The trick is, this sort of thinking requires a certain bit of brain power, and that stops the brain from worrying about that noise you heard in the car, or figuring how you're going to pay for your vacation to Packwood, Idaho.

I might add, as a last resort, you could always picture yourself at work. That puts a lot of people into the arms of Morpheus for good every night.


Tuesday, March 17, 2026

Weathering the times

You can't win. And when I say "you," I mean anyone who is affected by not only the weather, but also the weather forecasts.

Case in point: starting late Saturday, the weather people were saying that yesterday (Monday) was going to be a dicey day, with chances for heavy rain and wind, even possible tornadic activity (formerly known as "tornadoes").


The school systems reacted by planning to close early yesterday, two hours, sometimes three hours. The rationale is that if the storms hit in mid-afternoon, just as the kids are being dismissed, you'd have chaos on the parking lots and roads. Better to let them out early, right?

Well, the late afternoon news was full of parents who had a LOT to say about this.

 "The kids need to be in school all day! It's safer there, and I have work to do, and I can't interrupt my day to get the kids!"

 "They should have closed the schools! How did they know when the storm would come?"

 "It was right to close early, but they closed too early!"


And then, there was this: as of late evening, the only area that really seemed to get hit hard was out in Carroll County, toward Westminster. Farmers there had wind damage to outbuildings, and one guy had his small herd of Texas longhorns running around free after the fence blew down. So naturally, people drop their worrying and pick up their keyboard and start knocking the meteorologists.

 "They don't know nothing! They just guess!"

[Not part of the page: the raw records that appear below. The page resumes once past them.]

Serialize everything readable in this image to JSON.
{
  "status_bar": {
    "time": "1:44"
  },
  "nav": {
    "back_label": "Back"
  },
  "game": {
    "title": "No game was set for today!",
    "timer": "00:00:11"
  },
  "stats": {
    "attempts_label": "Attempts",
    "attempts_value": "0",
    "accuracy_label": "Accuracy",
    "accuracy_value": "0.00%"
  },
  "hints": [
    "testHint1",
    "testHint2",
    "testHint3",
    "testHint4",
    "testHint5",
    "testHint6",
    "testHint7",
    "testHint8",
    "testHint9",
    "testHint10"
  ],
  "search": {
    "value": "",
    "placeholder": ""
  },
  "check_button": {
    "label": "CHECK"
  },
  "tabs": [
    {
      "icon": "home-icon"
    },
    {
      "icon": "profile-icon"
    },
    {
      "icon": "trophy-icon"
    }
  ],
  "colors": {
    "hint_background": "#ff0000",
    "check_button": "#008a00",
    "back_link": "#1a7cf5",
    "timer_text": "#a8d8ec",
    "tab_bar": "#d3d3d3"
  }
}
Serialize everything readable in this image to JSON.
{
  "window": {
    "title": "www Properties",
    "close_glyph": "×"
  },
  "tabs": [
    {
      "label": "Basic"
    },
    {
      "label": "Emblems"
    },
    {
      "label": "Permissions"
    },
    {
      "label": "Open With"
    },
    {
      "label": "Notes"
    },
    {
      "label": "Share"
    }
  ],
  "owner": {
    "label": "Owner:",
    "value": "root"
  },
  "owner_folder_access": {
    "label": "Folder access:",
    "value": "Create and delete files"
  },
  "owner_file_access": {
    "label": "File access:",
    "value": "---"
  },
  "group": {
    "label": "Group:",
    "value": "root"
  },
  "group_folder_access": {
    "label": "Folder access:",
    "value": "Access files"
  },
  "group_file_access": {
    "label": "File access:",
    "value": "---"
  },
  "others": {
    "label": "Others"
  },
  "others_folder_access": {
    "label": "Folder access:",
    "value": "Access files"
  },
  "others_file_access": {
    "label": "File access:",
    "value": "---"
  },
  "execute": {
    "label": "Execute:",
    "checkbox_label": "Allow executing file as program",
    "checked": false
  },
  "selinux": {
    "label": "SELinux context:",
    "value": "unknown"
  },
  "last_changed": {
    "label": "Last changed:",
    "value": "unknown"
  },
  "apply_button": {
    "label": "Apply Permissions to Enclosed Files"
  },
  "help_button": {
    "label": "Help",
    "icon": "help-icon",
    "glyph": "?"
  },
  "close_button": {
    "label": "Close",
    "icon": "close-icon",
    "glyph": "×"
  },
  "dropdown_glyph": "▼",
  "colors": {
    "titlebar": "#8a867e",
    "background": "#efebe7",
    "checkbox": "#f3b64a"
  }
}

 "They make a couple hundred thousand dollars to get people all worked up for no reason!"

  And my perennial favorite: "I could do their job and do it a whole lot better than them!"

There was a time when there was absolutely no scientific weather forecasting, unless you counted Uncle Amos's rheumatism acting up when it was "fixin' to rain." Today we have people doing their best to warn us and help prepare for the worst, while we hope for the best. 

There's no way to foretell the weather with 100% accuracy. Even Uncle Amos got it wrong sometimes. 

Just be glad you're not chasing longhorn cattle all over Carroll County, and take it easy!